Ms. Amaya, now 56, said she was a 13-year-old runaway from Fairfax when she was sold into sex trafficking at 14th and Eye Streets in the District and later was taken to New York City where she was trafficked for eight years. Like a lot of girls forced into sex trafficking, she said she had been abused as a child and at 12, began running away from home.
"I was a walking target," she said. "I didn't have low self-esteem, I had no self-esteem.
"I was raped so many times, I can't remember. I became addicted to heroin and numb to what happened to me," she said, adding that her trafficker dumped her when she was "no longer valuable to him."
Ms. Amaya described herself as "a survivor" and is now working to vacate her criminal record in New York City under a new law, but lamented that "this is still happening to young girls. What happened to me is not unusual."
The Universal Peace Federation was founded by the late Rev. Sun Myung Moon, founder of The Times.
Three other speakers who work to stop human trafficking said it has become an "epidemic," both in the U.S. and worldwide.
"There are 27 million victims of human trafficking worldwide," said Cynthia Turner, executive director of SeraphimGLOBAL, an international public health and community development organization. "The number is staggering yet incidences of trafficking are often underreported."
Human trafficking generates billions of dollars each year in illicit profits in the United States and globally through the entrapment and exploitation of millions of people, mostly women and children. The growing illegal trade in human beings for sex or forced labor isn't limited to either rural outposts or the world's largest cities.
Ms. Turner said the root causes of human trafficking are poverty, sex abuse, drug dependency, violence and broken families.
"All nations must speak in one voice to end trafficking," she said, adding that America must lead the fight.
In the United States, the number of persons said to be the victims of human trafficking is between 14,500 and 17,500, according to Julie Southwell, a field organizer for Amnesty International USA, a human rights organization. But she said, "The actual number is much higher."
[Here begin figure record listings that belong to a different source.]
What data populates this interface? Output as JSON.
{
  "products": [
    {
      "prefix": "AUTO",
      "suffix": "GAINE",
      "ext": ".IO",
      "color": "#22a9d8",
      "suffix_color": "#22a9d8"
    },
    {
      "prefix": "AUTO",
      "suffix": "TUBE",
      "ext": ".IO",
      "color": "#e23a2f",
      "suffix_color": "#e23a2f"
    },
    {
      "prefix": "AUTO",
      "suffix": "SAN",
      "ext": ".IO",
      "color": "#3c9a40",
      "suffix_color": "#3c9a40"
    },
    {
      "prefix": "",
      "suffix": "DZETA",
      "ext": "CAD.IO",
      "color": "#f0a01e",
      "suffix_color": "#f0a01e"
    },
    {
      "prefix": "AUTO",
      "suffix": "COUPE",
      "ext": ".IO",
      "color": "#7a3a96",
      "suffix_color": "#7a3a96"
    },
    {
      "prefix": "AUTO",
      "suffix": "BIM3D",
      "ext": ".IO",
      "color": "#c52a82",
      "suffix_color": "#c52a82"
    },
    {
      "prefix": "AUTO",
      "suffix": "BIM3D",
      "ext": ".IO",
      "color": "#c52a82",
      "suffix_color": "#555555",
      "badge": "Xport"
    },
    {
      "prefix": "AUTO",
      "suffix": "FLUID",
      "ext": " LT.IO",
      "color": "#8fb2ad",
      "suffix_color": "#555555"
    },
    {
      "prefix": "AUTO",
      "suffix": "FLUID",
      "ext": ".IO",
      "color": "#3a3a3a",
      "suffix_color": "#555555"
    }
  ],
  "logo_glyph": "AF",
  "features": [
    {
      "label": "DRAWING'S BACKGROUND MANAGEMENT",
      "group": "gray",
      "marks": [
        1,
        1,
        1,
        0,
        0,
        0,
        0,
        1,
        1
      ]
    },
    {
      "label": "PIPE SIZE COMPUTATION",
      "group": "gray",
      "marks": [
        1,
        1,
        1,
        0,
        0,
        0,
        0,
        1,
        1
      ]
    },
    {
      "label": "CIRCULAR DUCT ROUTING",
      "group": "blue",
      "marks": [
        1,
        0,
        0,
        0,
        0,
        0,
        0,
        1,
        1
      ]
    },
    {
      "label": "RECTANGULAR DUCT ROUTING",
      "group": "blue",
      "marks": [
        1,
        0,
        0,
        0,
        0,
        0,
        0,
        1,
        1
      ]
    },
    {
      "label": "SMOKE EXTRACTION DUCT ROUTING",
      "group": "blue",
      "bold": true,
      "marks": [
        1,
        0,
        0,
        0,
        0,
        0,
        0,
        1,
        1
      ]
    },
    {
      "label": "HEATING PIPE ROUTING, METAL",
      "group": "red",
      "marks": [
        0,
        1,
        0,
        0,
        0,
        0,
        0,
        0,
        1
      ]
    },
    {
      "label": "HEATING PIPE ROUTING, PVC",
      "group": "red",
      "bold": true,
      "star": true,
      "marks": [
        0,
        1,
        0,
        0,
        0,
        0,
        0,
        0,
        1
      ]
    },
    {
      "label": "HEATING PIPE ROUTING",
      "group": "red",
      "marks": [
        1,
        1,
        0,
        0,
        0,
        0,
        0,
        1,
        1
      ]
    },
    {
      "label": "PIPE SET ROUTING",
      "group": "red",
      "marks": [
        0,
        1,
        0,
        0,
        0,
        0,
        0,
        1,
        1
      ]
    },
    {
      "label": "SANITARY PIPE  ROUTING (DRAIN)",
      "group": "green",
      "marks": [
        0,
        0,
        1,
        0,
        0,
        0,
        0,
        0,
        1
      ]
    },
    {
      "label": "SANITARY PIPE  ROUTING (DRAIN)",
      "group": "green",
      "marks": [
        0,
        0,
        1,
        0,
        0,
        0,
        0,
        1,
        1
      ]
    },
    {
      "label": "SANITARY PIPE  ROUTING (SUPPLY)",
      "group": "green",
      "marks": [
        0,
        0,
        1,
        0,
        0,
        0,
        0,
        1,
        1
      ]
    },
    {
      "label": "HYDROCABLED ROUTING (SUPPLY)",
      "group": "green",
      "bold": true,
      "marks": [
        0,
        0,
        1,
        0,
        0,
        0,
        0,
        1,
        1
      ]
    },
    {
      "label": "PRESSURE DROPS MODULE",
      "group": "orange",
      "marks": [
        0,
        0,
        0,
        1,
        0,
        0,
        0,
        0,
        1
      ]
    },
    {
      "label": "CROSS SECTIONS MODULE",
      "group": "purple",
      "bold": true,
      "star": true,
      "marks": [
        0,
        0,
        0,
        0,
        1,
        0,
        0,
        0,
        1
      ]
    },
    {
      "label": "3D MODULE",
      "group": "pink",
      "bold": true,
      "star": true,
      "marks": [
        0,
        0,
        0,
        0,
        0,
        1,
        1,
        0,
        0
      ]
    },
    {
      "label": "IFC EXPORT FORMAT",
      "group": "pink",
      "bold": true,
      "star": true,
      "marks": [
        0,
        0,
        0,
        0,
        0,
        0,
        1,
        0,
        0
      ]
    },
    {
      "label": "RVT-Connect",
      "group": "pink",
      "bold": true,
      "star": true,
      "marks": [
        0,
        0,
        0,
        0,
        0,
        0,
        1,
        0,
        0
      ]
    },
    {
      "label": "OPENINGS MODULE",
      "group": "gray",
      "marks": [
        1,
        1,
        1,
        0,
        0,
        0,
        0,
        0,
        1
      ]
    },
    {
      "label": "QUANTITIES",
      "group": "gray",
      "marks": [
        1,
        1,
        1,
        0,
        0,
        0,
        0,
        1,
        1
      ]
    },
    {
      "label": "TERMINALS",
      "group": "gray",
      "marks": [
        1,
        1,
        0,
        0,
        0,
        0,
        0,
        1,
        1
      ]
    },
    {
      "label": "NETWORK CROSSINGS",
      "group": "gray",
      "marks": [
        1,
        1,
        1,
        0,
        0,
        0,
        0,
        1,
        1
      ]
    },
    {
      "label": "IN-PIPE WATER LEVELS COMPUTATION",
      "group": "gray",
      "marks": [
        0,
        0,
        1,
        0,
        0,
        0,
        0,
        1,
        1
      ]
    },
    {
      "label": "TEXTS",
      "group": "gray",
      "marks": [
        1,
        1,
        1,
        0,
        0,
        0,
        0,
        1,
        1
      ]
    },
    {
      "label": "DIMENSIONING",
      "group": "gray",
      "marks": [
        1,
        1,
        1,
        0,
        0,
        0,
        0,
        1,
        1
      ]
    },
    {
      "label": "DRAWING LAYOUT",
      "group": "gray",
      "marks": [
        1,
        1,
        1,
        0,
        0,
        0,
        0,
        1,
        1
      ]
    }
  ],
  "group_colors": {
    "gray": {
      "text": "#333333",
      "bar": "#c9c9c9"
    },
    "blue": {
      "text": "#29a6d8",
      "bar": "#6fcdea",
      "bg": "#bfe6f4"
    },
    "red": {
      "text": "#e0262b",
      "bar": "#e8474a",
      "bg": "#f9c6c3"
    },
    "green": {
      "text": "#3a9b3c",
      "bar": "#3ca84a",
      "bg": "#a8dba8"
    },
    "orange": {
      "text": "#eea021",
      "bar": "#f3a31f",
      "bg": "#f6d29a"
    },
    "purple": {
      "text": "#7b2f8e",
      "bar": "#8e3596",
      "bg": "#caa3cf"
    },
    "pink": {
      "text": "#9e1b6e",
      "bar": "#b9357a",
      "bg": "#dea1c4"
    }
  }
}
Yvonne Williams, executive director of the Trafficking in America Task Force, a Tennessee-based nonprofit, said America is suffering from "an epidemic of modern slavery known as human trafficking.
"No one signs up to be a sex slave," said Ms. Williams, adding that an Alabama study found that 50 percent of trafficking victims were introduced by family members to it due to drugs or poverty.
Ms. Williams described as "fabulous" a speech President Obama gave last week on human trafficking, although she said he should have talked about working to curb the demand for trafficking. In his speech, Mr. Obama called trafficking "modern slavery" and "one of the great human rights causes of our time."
Last month, he gave seven countries listed by the State Department as making little effort to control human trafficking including a pass on government-mandated sanctions and a loss of foreign aid, citing national security concerns. They were Libya, Saudi Arabia, Algeria, the Central African Republic, Kuwait, Papua New Guinea and Yemen.